There are nine candidates on the ticket, but Serdar Berdymukhamedov, son of the incumbent, is expected to win.
Voting is underway in Turkmenistan for a tightly controlled snap election, with outgoing President Gurbanguly Berdymukhamedov’s son poised to win the ballot in the former Soviet Central Asian nation.
Nine candidates are on the ballot in the republic of six million people. Three-time President Berdymukhamedov, who tolerates no opposition and has dominated public life since the country’s founding president died in 2006, has given way to his 40-year-old son, Serdar Berdymukhamedov.
A state television announcer who confirmed the start of voting at 07:00 (02:00 GMT) on Saturday said that the elections “will become an even clearer proof of the irreversibility of the process of democratization of Turkmen society.” modern”.
Polling stations in the desert nation close at 7:00 p.m. (2:00 p.m. GMT).
Gurbanguly, 64, signaled his decision to step aside last month and allow “young leaders” to rule.
The 64-year-old leader benefits from a dazzling cult of leadership that includes a gilded statue of him on horseback and draws comparisons to North Korea, a country that has already seen two hereditary successions.
The sycophantic celebrations of his hobbies on Turkmenistan’s state television — horseback riding, songwriting and rally car driving, to name a few — have made the so-called “protector” a phenomenon on foreign social media, all of which are blocked. .

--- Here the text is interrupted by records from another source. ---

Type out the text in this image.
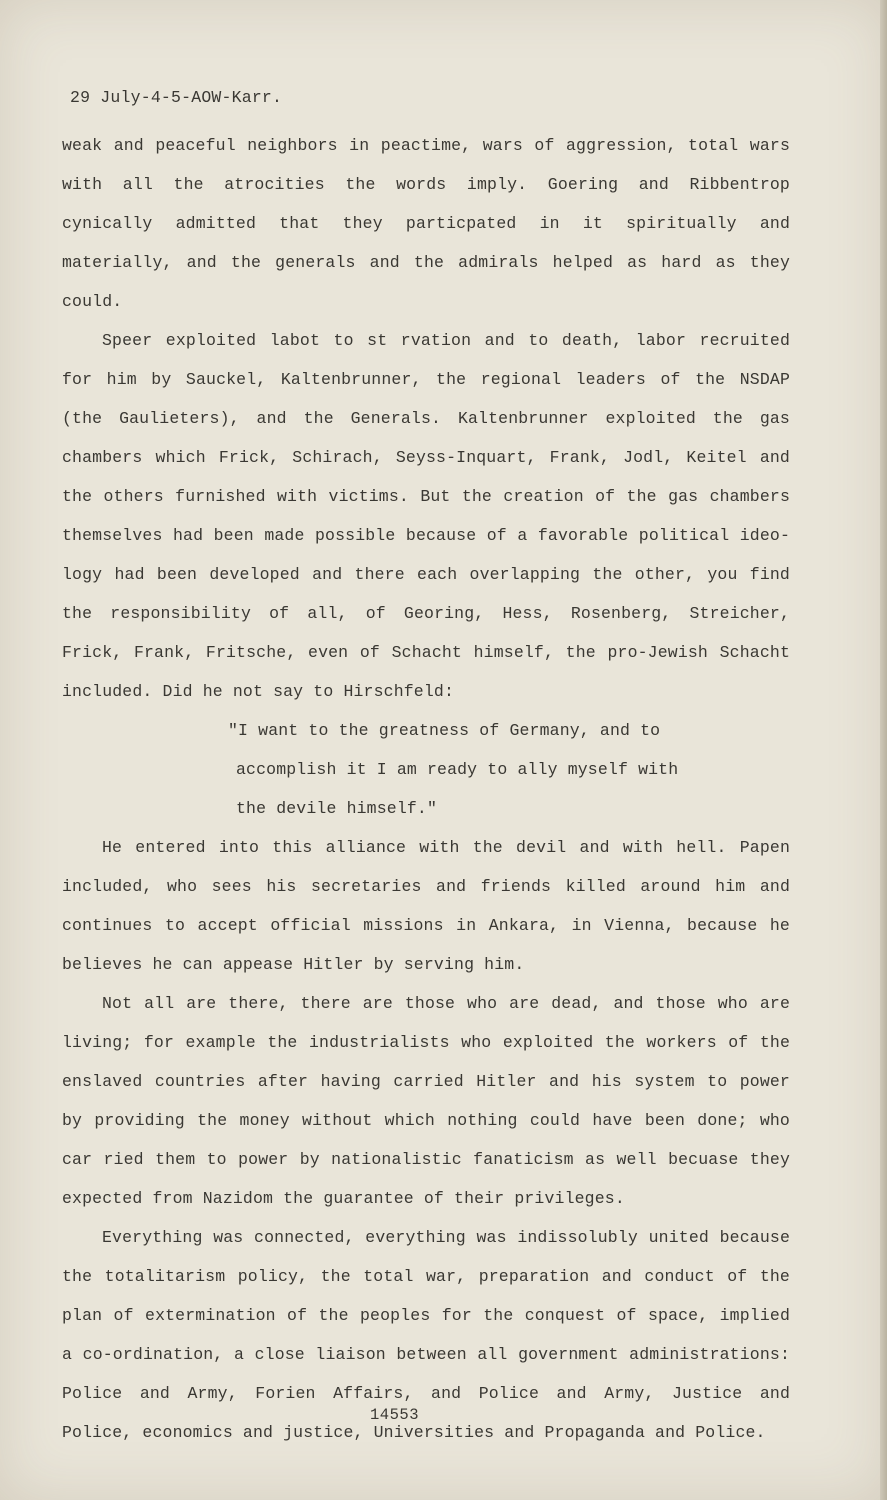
29 July-4-5-AOW-Karr.

weak and peaceful neighbors in peactime, wars of aggression, total wars with all the atrocities the words imply. Goering and Ribbentrop cynically admitted that they particpated in it spiritually and materially, and the generals and the admirals helped as hard as they could.

Speer exploited labot to st rvation and to death, labor recruited for him by Sauckel, Kaltenbrunner, the regional leaders of the NSDAP (the Gaulieters), and the Generals. Kaltenbrunner exploited the gas chambers which Frick, Schirach, Seyss-Inquart, Frank, Jodl, Keitel and the others furnished with victims. But the creation of the gas chambers themselves had been made possible because of a favorable political ideo- logy had been developed and there each overlapping the other, you find the responsibility of all, of Georing, Hess, Rosenberg, Streicher, Frick, Frank, Fritsche, even of Schacht himself, the pro-Jewish Schacht included. Did he not say to Hirschfeld:

"I want to the greatness of Germany, and to
accomplish it I am ready to ally myself with
the devile himself."

He entered into this alliance with the devil and with hell. Papen included, who sees his secretaries and friends killed around him and continues to accept official missions in Ankara, in Vienna, because he believes he can appease Hitler by serving him.

Not all are there, there are those who are dead, and those who are living; for example the industrialists who exploited the workers of the enslaved countries after having carried Hitler and his system to power by providing the money without which nothing could have been done; who car ried them to power by nationalistic fanaticism as well becuase they expected from Nazidom the guarantee of their privileges.

Everything was connected, everything was indissolubly united because the totalitarism policy, the total war, preparation and conduct of the plan of extermination of the peoples for the conquest of space, implied a co-ordination, a close liaison between all government administrations: Police and Army, Forien Affairs, and Police and Army, Justice and Police, economics and justice, Universities and Propaganda and Police.

14553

The leader, who assures that his country has not suffered a single case from the coronavirus, said last month that he wants to stay in politics in his role as speaker of the upper house of Turkmenistan’s parliament.
Much less is known about Serdar Berdymukhamedov, whose government promotions received little public attention until he entered parliament in 2016.
Since then he has been vice chancellor, head of province and minister of industry and construction.
Last year he got a triple promotion, taking on the roles of cabinet vice president, auditor general and security council member.
Civil servant Selbi Nepesova, 39, told the AFP news agency that Serdar Berdymukhamedov’s official biography shows that he is “the most experienced” of the candidates, despite being younger than his rivals, most of the which are low-ranking government employees.
“The people who worked with him know more about him than we ordinary people. He will have his father close to him,” the Ashgabat resident said, explaining her decision to vote for him.
Turkmenistan’s economy relies almost entirely on natural gas sales, making it vulnerable to external shocks that have crippled the purchasing power of citizens, who have no access to foreign exchange.
The country sits on the fourth largest natural gas reserves in the world and exports gas through pipelines to China and Russia.
The state media in Turkmenistan has almost completely ignored the bloody war taking place in Europe.
But on Friday he referenced “complicated circumstances” in Ukraine in a report on the evacuation of Turkmen students forced to flee the country.
Unsurprisingly, the spokesman credited the outgoing president with ensuring the evacuation.
The returning students “expressed their deep and sincere gratitude to the nation’s leader for his truly fatherly care,” state information service TDH said.
Turkmenistan’s upcoming father-son exchange will be the first of its kind in Central Asia, despite longstanding predictions of family rule in Turkmenistan’s larger neighbors Kazakhstan and Uzbekistan.
A groundbreaking ceremony is scheduled for March 19, TDH reported Friday.
Across the Caspian Sea, in the Caucasus region, Azerbaijan became the first ex-Soviet country to establish a dynasty when its current president, Ilham Aliyev, took over after the death of father Heydar Aliyev in 2003.
Tajikistan, the bloc’s poorest successor state, is expected to follow a similar path, with 34-year-old head of the upper house Rustam Emomali in prime position to succeed 69-year-old veteran leader Emomali Rahmon in the event of Rahmon retiring or showing that he cannot fulfill his duties.